The court system and law enforcement are no help.  Pastor Dollar had no business being arrested.  Arrested!  Are you kidding me?  In other words, parental rights (at least ones attached to discipline) have been taken away or diluted.  The Word directly says “He who spares his rod hates his son, but he who loves him disciplines him promptly” (Proverbs 13:24).  That’s exactly what our parents and grandparents meant when they said “if I can’t raise you the white man will.”  In other words, you are not going to disrespect me and not get disciplined for it.  Love demands that.  God said it and our parents said it.  But it’s not like that today.  Yes, according to “today’s standards” most of us that got an “old school” whuppin received some form of abuse.  Yes, those extension cords and backhands in the mouth hurt.  They were supposed to, just as they were supposed to deter you from future misbehaving.


We have all but abandoned those forms of the “rod” because psychologists and the mental health establishment have convinced us that we hurt our children more than we help them when we beat them.  Numerous studies have pointed to the negative consequences for all children who are spanked.  These include higher risks of anxiety and depression, higher rates of aggression toward others, and a more distant relationship with parents.  What we are seeing, at least here in Chatham County, is in 1994 there were 2,798 juvenile offenses (charges) of youth (ages 16 and under).  In 2010 that number has increased to 3,609, a 29% increase.  Among Black males, specifically in 1994, there were 1,539 offenses (charges) reported by Juvenile Court.  By 2007, that number had increased to 2,520, an increase of 64%.  Clearly, our children are misbehaving at higher rates and in larger numbers and the offenses are being committed by younger Black children.


So, what are Black parents to do?  We are to find “alternative” ways to discipline our children so we don’t damage them further.  So, we need to put down the belts, backhands, and Bibles and “talk” to our children.  We should become “friends” with them so they won’t be so distant.  And we surely should not use the outdated and “tired” excuses called the “rod” to correct our children.  So, I guess to intellectuals like Dr. Poussaint, God is just a violent God.  I don’t agree that every form of physical force is violent and meant to violate and abuse.  There is a difference between punishment and discipline.  Discipline without love could turn into punishment, and some Black parents need to learn the difference between the two.  Far too many Black kids are being abused by a parent who didn’t need to be a parent in the first place, but that’s a different article.

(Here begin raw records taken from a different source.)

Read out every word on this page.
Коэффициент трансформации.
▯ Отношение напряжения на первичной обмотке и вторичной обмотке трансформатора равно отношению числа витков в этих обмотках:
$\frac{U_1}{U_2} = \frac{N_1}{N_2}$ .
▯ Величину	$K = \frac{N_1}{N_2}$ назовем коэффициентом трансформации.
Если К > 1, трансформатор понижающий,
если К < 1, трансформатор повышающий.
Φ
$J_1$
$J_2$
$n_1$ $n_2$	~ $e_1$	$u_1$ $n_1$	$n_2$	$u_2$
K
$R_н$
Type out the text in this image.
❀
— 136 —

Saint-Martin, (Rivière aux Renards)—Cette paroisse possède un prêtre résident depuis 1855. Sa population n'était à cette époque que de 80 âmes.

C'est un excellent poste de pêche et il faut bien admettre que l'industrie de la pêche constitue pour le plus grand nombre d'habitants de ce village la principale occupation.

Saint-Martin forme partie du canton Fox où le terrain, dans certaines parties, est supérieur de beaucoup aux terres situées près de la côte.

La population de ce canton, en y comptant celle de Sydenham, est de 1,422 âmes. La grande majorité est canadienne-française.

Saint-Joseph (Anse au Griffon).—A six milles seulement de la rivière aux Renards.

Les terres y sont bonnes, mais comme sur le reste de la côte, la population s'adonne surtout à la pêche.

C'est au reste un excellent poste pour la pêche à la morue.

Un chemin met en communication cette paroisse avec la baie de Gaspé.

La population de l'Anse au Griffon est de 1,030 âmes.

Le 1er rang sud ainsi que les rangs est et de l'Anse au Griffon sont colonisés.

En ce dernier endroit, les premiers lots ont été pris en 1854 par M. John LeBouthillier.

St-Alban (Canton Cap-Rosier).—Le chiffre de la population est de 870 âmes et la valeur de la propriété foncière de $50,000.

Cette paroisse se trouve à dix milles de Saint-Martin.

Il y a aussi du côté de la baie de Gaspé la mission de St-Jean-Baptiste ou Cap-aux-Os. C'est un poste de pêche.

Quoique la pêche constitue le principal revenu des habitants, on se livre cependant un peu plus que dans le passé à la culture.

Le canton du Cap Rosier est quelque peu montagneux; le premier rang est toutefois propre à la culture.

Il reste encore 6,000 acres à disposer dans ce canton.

From what I can tell, Daddy Dollar knows the difference between the two.  And Poussaint and others are simply wrong.  What is a “tired excuse” is the use of “scholarship” to dismiss what the Word of God clearly teaches.  God is love.  Everything He does is out of love; to include disciplining his children.  Violating, damaging, and abusing are not acts of love.  I don’t believe our fore parents were guilty of it (OK…some of it), and I don’t believe Daddy Dollar is guilty of it either.  There are no easy answers, but we have to deal with it because the jail beds are being filled and more are being built.  We simply have to get a handle on our children and discipline needs to be a part of that.  As a parent you need to pray to God for discernment and guidance as you talk to your children.  But keeping a belt in arms reach might not be a horrible idea!